The pulse force is the strength of the pulsation felt on palpation. Pulse force can range from absent to bounding. The volume of blood, the heart’s functioning, and the arteries’ elastic properties affect a person’s pulse force. 

Pulse force is documented using a four-point scale:

  • 3+: Full, bounding
  • 2+: Normal/strong
  • 1+: Weak, diminished, thready
  • 0: Absent/nonpalpable

Radial Pulse

  1. Use the pads of your first three fingers to gently palpate the radial pulse. 
  2. The pads of the fingers are placed along the radius bone on the lateral side of the wrist (i.e., the thumb side). 
  3. Fingertips are placed close to the flexor aspect of the wrist (i.e., where the wrist meets the hand and bends). 
  4. See picture below for correct placement of fingers in obtaining a radial pulse. 
  5. Press down with your fingers until you can feel the pulsation, but not so forcefully that you are obliterating the wave of the force passing through the artery. 
  6. Note that radial pulses are difficult to palpate on newborns and children under the age of five, so the brachial or apical pulses are typically obtained in this population.

Radial Pulse



Carotid Pulse

The carotid pulse is typically palpated during medical emergencies because it is the last pulse to disappear when the heart is not pumping an adequate amount of blood.
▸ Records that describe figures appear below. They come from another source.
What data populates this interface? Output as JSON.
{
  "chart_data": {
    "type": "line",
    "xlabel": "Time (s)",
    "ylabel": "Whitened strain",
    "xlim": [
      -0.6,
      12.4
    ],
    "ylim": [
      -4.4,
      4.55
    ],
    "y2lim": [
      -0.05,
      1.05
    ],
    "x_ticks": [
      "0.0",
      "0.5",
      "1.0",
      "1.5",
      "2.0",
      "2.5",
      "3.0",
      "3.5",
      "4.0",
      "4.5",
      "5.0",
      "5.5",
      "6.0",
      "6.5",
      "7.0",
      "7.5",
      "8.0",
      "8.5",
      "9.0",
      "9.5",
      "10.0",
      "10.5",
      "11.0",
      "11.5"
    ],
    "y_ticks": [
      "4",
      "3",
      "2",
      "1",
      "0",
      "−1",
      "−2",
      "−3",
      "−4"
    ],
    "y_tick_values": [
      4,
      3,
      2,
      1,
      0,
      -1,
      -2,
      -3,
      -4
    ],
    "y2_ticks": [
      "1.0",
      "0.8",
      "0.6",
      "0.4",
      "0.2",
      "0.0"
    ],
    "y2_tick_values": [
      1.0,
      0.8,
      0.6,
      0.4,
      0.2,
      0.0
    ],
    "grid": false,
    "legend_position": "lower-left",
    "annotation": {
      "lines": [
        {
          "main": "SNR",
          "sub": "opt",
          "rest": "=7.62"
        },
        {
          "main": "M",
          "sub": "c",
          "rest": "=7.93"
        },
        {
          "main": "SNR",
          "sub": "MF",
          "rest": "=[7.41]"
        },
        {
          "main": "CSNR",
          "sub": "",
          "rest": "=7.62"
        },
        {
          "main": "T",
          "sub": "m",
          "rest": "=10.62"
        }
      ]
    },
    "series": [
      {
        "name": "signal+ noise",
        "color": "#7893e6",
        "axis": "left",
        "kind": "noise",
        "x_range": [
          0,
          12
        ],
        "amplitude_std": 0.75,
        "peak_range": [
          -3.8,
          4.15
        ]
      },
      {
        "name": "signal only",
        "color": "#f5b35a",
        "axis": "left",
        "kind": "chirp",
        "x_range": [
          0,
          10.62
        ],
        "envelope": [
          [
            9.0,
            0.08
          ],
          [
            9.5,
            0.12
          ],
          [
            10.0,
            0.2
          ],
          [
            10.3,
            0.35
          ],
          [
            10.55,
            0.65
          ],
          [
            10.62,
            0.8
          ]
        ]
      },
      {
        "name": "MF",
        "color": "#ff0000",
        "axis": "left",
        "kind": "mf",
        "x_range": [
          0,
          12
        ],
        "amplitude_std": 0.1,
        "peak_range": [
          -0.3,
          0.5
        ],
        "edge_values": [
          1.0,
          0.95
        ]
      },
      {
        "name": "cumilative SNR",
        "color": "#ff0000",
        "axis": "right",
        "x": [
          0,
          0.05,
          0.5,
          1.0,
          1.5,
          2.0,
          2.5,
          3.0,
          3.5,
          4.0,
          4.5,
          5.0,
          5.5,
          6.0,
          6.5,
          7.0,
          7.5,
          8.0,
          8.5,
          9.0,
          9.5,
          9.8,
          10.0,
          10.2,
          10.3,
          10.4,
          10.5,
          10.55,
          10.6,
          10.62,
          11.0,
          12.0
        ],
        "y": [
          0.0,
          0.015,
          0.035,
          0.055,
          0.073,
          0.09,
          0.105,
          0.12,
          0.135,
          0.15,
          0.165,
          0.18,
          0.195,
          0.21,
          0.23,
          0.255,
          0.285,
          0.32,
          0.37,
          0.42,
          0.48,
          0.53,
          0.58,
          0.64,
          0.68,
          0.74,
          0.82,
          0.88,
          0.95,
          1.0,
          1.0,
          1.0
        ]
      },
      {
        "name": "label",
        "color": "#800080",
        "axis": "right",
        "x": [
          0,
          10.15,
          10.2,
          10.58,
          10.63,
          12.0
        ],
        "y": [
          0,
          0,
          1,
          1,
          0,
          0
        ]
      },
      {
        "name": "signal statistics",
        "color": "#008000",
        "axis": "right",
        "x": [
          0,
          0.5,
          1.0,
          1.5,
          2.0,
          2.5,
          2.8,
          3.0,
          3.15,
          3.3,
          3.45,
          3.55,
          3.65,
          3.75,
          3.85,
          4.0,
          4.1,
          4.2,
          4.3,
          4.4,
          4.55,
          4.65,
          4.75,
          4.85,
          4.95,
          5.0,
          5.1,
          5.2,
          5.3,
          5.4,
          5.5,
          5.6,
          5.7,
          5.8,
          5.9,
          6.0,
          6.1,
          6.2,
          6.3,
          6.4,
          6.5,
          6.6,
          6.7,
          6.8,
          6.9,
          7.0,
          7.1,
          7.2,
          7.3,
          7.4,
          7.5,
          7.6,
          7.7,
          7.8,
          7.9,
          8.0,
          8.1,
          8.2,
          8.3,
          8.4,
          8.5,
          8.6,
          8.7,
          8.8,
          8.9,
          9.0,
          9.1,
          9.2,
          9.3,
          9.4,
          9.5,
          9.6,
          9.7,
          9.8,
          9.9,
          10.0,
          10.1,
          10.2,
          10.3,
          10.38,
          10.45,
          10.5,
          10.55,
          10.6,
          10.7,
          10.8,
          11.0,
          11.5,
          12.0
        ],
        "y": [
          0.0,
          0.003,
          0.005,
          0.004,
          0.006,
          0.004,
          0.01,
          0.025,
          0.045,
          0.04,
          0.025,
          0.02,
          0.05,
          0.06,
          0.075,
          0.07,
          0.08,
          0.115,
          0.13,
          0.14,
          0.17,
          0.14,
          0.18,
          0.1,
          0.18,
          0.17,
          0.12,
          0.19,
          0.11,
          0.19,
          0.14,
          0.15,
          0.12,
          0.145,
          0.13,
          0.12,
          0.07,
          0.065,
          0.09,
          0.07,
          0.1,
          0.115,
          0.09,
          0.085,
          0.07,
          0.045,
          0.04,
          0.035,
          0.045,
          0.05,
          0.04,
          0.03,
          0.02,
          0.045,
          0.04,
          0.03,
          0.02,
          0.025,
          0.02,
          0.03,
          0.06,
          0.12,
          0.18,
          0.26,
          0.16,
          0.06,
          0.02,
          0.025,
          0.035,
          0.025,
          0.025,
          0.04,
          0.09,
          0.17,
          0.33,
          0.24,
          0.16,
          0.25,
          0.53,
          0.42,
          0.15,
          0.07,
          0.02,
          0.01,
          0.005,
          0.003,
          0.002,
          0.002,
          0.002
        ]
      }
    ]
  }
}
  1. Locate the carotid artery medial to the sternomastoid muscle, between the muscle and the trachea, in the middle third of the neck. 
  2. In order to palpate the carotid, place the index and middle fingers on the client’s neck to the side of individual’s trachea. 
  3. With the pads of your three fingers, gently palpate one carotid artery at a time so as not to compromise blood flow to the brain. 
  4. See picture below for correct placement of fingers in a seated patient.

Carotid Pulse


 

Brachial Pulse

A brachial pulse is typically assessed in infants and children because it can be difficult to feel the radial pulse in these populations. 

  1. The brachial pulse is located by feeling the bicep tendon in the area of the antecubital fossa. 
  2. Move the pads of your three fingers medially from the tendon about 1 inch (2 cm) just above the antecubital fossa.
  3. It can be helpful to hyperextend the patient’s arm to accentuate the brachial pulse so that you can better feel it. 
  4. You may need to move your fingers around slightly to locate the best place to accurately feel the pulse. 
  5. You typically need to press fairly firmly to palpate the brachial pulse.
  6. See picture below for correct placement of fingers along the brachial artery.

Brachial Pulse


Apical Pulse

The apical pulse rate is considered the most accurate pulse and is indicated when obtaining assessments prior to administering cardiac medications. It is obtained by listening with a stethoscope over a specific position on the patient’s chest wall.